Sullivan’s new orders seemed to allow multiple groups, roughly half of which support dismissal and half who oppose it, to provide their thoughts.
The National Association of Criminal Defense Lawyers, the Uniformed Services League, a bipartisan group of attorneys, Citizens United, and Ohio Attorney General Dave Yost, along with 14 other states, had all weighed in in favor of the judge granting the Flynn dismissal.
Democratic members of the House Judiciary Committee, 17 individuals who served in the Justice Department’s Watergate Special Prosecution Force, a group called the Separation of Powers Scholars, a group of 1,187 former Justice Department officials, another group called The Steady State comprised of former national security officials, and a group of criminal law professors had argued against the judge dropping the case.
Flynn told the court in January that he was “innocent of this crime” and filed to withdraw his guilty plea. The Justice Department later moved to drop the charges in May, following a deep-dive review by U.S. Attorney for the Eastern District of Missouri Jeffrey Jensen.

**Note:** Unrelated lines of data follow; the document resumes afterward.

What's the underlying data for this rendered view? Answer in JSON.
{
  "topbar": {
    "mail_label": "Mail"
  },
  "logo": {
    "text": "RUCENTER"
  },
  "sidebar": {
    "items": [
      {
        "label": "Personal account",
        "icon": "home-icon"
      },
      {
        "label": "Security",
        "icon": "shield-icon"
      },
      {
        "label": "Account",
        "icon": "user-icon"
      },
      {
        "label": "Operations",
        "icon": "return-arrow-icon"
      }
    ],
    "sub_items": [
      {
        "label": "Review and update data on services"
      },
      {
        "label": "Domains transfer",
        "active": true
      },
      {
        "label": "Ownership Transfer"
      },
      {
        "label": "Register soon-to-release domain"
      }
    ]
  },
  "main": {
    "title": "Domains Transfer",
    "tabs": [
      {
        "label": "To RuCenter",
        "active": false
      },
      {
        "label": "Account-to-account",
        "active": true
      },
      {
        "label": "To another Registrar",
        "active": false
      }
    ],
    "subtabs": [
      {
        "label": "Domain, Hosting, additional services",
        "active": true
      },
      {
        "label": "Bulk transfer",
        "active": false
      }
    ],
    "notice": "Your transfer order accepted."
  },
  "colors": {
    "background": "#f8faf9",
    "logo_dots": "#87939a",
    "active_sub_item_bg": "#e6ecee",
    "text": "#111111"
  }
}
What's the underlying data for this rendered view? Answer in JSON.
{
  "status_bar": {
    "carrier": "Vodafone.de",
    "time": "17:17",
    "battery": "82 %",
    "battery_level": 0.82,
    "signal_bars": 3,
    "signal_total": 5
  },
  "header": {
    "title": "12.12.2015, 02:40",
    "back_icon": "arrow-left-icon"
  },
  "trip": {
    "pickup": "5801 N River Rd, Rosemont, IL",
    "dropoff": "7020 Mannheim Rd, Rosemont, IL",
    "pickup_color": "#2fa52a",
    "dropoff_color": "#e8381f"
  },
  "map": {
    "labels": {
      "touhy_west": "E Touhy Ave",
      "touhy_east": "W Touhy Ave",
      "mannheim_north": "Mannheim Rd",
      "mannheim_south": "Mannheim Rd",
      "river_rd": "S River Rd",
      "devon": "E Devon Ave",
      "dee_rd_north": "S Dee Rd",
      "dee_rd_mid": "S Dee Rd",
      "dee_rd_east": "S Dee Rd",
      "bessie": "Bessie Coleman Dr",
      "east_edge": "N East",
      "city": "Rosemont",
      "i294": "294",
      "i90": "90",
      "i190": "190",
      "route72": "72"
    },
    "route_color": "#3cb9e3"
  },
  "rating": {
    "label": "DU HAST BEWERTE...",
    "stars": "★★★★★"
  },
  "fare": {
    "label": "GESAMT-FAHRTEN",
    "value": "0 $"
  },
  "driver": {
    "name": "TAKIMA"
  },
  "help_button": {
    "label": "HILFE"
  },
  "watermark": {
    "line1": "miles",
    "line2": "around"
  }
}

The DOJ said that “continued prosecution of this case would not serve the interests of justice.”
Instead, Sullivan, an appointee of President Bill Clinton, appointed retired New York judge John Gleeson to present arguments in opposition to the Justice Department’s motion and to explore whether Flynn should be charged with perjury or contempt.
Flynn’s lawyers, led by Sidney Powell since last summer, argued in October that Sullivan’s “increasingly hostile and unprecedented words and deeds in what has become his own prosecution of General Flynn mandate his disqualification.” Acting Solicitor General Jeff Wall said in August that the Justice Department “reluctantly” believed that Sullivan might need to be removed because he seemed to have “prejudged” some of the questions in the case.